15.6. Snooping frames meant for other nodes

If you’re familiar with Ethernet network interface cards, you may have come across promiscuous mode . In this mode, the network card receives all packets that it hears, not just the ones that are addressed to the node. Agents providing the PHYSICAL service essentially do this continuously, but they send the notifications for frames intended for other nodes on a special sub-topic called SNOOP.

With the 2-node network simulation, let’s first only subscribe to the phy agent’s topic on node B:

> subscribe phy

From node A, transmit a frame to node B and to node C (node C does not exist in this network):

> phy << new TxFrameReq(to: host('B'))
phy >> TxFrameNtf:INFORM[type:CONTROL txTime:4622534375]
> phy << new TxFrameReq(to: host('C'))
phy >> TxFrameNtf:INFORM[type:CONTROL txTime:4623823375]

On node B, you’ll find that it receives the RxFrameStartNtf for both transmissions, but only the RxFrameNtf for the transmission addressed to node B:

phy >> RxFrameStartNtf:INFORM[type:CONTROL rxTime:2820757054]
phy >> RxFrameNtf:INFORM[type:CONTROL from:232 to:31 rxTime:2820757054]
phy >> RxFrameStartNtf:INFORM[type:CONTROL rxTime:2822046054]

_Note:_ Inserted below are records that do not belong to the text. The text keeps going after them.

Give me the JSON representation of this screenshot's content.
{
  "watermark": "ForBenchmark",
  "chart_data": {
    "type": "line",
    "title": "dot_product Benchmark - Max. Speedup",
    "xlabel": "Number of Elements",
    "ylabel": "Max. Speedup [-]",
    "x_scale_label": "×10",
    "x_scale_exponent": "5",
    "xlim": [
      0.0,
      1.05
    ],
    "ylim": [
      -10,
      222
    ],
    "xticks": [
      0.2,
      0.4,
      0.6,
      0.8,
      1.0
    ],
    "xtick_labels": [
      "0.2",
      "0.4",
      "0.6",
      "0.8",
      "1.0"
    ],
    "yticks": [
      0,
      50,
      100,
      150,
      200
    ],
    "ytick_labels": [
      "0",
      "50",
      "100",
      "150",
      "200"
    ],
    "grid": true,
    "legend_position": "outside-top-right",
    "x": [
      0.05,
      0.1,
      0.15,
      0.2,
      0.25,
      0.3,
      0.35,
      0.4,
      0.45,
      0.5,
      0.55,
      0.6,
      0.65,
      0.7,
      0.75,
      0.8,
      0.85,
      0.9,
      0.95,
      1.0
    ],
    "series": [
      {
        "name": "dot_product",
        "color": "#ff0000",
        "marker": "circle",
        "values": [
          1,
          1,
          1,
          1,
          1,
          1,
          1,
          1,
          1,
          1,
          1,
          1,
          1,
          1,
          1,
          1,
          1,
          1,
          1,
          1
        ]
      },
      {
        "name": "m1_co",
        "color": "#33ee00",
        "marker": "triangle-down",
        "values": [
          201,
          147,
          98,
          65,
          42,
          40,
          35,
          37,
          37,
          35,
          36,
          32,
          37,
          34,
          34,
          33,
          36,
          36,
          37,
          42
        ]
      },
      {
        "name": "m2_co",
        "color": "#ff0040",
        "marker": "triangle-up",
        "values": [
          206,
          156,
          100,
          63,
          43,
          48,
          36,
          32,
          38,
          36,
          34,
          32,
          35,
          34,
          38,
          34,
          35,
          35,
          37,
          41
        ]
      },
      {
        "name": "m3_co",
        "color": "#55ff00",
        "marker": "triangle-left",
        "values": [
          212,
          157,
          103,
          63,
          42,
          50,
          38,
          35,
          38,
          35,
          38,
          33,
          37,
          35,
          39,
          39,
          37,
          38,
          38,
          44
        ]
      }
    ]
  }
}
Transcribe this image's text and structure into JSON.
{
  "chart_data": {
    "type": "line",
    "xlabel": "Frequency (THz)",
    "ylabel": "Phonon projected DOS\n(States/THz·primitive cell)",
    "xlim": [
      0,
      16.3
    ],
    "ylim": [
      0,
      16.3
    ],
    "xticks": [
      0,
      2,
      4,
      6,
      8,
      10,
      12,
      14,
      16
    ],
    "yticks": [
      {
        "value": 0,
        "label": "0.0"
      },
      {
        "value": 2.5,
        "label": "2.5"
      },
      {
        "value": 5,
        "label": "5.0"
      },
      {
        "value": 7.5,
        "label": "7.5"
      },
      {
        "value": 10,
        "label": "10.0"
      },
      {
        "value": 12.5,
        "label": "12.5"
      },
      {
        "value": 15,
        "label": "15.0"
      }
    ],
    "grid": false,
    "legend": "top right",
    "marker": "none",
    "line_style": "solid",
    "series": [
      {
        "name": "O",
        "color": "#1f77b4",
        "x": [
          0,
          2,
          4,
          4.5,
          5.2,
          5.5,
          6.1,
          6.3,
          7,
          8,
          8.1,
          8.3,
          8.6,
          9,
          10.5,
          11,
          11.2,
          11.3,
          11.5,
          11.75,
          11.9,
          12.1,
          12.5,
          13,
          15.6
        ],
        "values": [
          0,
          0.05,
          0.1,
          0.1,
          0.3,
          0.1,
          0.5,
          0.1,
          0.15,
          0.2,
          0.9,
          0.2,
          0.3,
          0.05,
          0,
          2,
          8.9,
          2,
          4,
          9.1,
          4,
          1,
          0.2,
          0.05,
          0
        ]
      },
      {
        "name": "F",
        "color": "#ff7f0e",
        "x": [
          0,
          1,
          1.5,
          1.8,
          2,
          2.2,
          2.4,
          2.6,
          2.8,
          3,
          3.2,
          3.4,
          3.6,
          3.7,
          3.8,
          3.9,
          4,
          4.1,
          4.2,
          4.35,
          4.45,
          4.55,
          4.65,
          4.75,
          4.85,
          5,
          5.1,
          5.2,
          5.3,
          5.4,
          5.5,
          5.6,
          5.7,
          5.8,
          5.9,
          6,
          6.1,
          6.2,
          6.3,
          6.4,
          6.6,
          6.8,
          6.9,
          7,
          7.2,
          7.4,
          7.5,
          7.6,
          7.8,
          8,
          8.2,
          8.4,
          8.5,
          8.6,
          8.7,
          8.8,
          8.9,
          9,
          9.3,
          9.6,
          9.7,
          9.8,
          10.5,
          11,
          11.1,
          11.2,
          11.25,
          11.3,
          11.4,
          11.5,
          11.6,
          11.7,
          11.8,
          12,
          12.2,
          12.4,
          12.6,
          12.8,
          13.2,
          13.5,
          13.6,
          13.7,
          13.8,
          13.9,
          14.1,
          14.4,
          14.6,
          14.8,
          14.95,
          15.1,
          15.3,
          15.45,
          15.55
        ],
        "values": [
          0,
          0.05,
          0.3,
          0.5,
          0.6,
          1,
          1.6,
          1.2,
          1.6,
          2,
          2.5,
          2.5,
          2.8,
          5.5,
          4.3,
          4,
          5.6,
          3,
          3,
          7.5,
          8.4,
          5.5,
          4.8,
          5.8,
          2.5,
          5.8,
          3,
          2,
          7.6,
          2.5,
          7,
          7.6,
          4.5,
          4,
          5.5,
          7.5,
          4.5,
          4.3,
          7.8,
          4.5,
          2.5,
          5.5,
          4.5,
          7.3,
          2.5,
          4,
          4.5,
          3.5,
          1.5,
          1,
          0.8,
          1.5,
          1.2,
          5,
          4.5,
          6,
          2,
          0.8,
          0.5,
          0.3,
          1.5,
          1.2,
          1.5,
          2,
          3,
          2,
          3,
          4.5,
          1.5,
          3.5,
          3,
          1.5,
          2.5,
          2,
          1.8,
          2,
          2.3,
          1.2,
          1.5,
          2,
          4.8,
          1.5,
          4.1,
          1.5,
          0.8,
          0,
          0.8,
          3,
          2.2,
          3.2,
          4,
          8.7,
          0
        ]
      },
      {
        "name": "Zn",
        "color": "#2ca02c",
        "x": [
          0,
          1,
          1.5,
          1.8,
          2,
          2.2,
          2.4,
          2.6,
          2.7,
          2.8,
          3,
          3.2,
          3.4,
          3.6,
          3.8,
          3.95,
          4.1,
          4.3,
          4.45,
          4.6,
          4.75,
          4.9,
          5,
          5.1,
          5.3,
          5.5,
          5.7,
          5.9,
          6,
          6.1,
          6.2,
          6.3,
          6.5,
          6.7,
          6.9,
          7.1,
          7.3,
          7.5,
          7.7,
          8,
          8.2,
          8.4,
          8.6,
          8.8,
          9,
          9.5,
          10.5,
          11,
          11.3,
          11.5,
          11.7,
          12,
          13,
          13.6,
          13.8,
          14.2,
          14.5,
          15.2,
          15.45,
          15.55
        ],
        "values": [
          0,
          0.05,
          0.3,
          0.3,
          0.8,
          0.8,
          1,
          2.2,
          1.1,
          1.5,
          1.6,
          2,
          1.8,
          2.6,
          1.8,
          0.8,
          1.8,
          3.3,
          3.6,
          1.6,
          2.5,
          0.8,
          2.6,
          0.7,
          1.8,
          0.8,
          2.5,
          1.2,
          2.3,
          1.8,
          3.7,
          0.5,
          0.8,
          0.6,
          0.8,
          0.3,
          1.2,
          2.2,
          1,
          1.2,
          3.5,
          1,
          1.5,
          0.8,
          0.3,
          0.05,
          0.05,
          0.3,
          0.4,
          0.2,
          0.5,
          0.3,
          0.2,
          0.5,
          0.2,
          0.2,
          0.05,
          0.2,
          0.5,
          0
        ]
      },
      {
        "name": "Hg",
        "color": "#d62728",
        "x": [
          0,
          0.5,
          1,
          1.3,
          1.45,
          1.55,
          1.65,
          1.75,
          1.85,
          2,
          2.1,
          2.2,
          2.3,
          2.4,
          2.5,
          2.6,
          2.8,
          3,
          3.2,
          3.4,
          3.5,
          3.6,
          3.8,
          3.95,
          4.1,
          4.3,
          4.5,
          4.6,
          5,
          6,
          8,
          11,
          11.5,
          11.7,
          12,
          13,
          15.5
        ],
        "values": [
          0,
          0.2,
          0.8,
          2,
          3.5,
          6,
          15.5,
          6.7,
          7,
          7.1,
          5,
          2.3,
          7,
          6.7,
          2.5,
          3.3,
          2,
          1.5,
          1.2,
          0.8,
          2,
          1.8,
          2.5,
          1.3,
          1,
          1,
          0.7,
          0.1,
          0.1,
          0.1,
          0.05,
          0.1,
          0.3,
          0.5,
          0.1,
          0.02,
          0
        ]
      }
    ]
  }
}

The RxFrameStartNtf is sent when a frame is detected. At that point in time, the agent has no idea whom the frame is intended for, because the frame contents have not yet arrived. Only when the frame is received and decoded does the agent know the destination address. Seeing that the second frame was intended for node C, node B does not report a RxFrameNtf for it.

If you were interested in snooping conversations between other nodes, you could subscribe to the SNOOP topic on node B:

> subscribe topic(phy, org.arl.unet.phy.Physical.SNOOP)

Now try transmitting another frame from node A to node C. On node A:

> phy << new TxFrameReq(to: host('C'))
phy >> TxFrameNtf:INFORM[type:CONTROL txTime:4899843375]

Now you’ll see on node B that the corresponding RxFrameNtf is received:

phy >> RxFrameStartNtf:INFORM[type:CONTROL rxTime:3098066054]
phy >> RxFrameNtf:INFORM[type:CONTROL from:232 to:74 rxTime:3098066054]

The to address of 74 corresponds to host('C') , but the frame is available for agents on node B through the SNOOP topic.